A reação imunitária faz com que os anticorpos da proteína protejam contra a malária ao prenderem o parasita dentro dos glóbulos vermelhos e não impedindo a infeção de novas células, segundo a descrição da revista sobre o estudo encabeçado por Jonathan Kurtis da Universidade de Brown, nos EUA.

O próximo passo é efetuar testes em primatas não-humanos e, caso seja bem sucedido, avançar para provas clínicas em humanos de uma vacina que poderá combater a doença responsável por mais de 600.000 mortes por ano, em particular de crianças na África subsariana.

A proteína em causa foi descoberta em crianças na Tanzânia resistentes à malária e posteriormente adaptada para a utilização em ratos infetados com uma forma particularmente fatal de malária.

Os ratos em causa viveram quase o dobro do que os não-vacinados e, num dos vários testes, tinham um quarto de parasitas por comparação aos restantes animais, segundo a Science.

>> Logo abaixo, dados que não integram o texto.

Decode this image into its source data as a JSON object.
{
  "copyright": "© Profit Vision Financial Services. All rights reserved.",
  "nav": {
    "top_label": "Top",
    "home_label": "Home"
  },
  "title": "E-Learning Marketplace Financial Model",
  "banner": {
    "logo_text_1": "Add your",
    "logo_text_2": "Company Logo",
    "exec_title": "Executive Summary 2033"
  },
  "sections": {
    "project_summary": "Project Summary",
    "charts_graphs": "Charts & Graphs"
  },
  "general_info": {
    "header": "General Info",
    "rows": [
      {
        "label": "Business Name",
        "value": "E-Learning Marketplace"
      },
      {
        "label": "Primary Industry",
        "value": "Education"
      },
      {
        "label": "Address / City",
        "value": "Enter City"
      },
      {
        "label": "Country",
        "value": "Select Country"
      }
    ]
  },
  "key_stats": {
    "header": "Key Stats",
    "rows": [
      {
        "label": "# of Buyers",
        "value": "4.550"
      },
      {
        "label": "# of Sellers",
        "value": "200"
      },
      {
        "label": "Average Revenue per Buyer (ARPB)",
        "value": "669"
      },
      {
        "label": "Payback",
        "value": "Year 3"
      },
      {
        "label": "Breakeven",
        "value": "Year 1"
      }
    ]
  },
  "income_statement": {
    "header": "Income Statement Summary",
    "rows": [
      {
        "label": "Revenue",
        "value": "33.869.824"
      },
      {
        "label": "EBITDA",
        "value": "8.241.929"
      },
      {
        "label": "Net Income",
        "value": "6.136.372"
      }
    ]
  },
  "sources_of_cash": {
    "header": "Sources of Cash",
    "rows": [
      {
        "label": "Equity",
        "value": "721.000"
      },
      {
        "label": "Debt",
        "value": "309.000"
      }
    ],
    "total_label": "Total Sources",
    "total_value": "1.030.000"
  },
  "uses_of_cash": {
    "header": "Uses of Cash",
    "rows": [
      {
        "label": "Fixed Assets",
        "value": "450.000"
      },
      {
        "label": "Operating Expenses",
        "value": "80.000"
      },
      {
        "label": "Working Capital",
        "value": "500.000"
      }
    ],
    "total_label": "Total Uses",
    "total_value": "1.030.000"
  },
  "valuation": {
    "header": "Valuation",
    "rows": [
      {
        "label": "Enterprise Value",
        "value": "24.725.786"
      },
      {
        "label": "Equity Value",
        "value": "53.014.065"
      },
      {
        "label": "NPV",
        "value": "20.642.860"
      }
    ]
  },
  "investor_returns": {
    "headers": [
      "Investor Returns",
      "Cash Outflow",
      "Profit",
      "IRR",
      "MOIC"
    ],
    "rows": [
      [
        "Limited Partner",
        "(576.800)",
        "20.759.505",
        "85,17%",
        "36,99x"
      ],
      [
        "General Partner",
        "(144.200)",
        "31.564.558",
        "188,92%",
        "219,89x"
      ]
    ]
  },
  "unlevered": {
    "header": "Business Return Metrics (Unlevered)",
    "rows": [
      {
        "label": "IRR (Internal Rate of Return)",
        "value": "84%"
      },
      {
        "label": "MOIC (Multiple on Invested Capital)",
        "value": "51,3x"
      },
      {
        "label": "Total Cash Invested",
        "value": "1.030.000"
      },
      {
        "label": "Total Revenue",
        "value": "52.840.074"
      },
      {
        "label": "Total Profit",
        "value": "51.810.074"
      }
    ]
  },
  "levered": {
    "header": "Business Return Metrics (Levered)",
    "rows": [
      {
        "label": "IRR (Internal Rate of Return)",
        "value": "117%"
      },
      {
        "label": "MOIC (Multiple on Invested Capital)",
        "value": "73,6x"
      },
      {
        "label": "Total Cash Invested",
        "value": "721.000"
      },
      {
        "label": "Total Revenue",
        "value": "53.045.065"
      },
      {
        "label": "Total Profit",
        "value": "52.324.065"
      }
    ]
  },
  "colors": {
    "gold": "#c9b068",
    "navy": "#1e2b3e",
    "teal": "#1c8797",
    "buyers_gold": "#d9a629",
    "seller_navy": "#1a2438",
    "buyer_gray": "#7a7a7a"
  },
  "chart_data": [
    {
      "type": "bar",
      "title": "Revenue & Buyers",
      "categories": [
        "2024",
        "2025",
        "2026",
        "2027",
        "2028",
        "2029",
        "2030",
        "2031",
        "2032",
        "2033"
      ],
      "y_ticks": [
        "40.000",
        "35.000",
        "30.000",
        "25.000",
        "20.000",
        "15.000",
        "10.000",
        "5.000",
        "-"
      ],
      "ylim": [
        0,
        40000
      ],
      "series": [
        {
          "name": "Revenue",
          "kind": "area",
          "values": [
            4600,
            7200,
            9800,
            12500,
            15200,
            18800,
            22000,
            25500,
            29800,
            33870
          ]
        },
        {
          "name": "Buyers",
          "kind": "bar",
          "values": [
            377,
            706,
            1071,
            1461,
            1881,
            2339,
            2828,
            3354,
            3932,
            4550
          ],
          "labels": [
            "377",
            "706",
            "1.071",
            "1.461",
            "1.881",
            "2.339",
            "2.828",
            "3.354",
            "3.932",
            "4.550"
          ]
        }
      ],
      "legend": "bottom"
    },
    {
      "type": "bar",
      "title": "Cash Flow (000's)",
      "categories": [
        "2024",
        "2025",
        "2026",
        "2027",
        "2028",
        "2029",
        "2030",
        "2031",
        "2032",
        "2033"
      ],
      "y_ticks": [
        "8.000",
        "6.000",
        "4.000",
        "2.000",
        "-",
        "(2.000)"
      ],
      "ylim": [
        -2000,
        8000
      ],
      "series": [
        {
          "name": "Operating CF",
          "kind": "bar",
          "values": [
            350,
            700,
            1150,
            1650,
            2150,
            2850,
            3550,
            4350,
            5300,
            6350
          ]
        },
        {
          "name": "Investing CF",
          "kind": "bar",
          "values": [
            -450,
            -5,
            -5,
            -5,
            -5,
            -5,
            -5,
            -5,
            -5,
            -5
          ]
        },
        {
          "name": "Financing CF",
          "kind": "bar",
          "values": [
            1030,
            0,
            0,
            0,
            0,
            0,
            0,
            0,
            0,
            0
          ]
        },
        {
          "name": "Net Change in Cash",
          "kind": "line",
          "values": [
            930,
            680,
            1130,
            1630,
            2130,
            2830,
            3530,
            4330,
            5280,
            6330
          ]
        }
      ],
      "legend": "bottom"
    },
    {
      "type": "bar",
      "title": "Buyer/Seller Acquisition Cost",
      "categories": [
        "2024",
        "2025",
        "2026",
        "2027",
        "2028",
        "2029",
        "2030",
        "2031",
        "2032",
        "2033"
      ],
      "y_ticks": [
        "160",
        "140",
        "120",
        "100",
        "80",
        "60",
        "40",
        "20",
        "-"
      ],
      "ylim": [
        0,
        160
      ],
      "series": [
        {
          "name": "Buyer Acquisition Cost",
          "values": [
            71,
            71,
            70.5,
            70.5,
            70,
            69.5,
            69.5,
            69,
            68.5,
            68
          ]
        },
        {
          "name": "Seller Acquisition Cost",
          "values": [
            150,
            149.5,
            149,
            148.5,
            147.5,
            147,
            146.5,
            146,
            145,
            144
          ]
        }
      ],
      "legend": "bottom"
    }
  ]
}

O responsável pela investigação referiu que «uma vacina que explore a capacidade dos anticorpos de prenderem o parasita dentro dos glóbulos vermelhos terá mais tempo para se desenvolver do que uma que tente impedir a reinfeção».

«O parasita infeta uma nova célula a cada 15 segundos, então uma vacina que previna essa ação teria de trabalhar imediatamente», afirmou Kurtis à Science.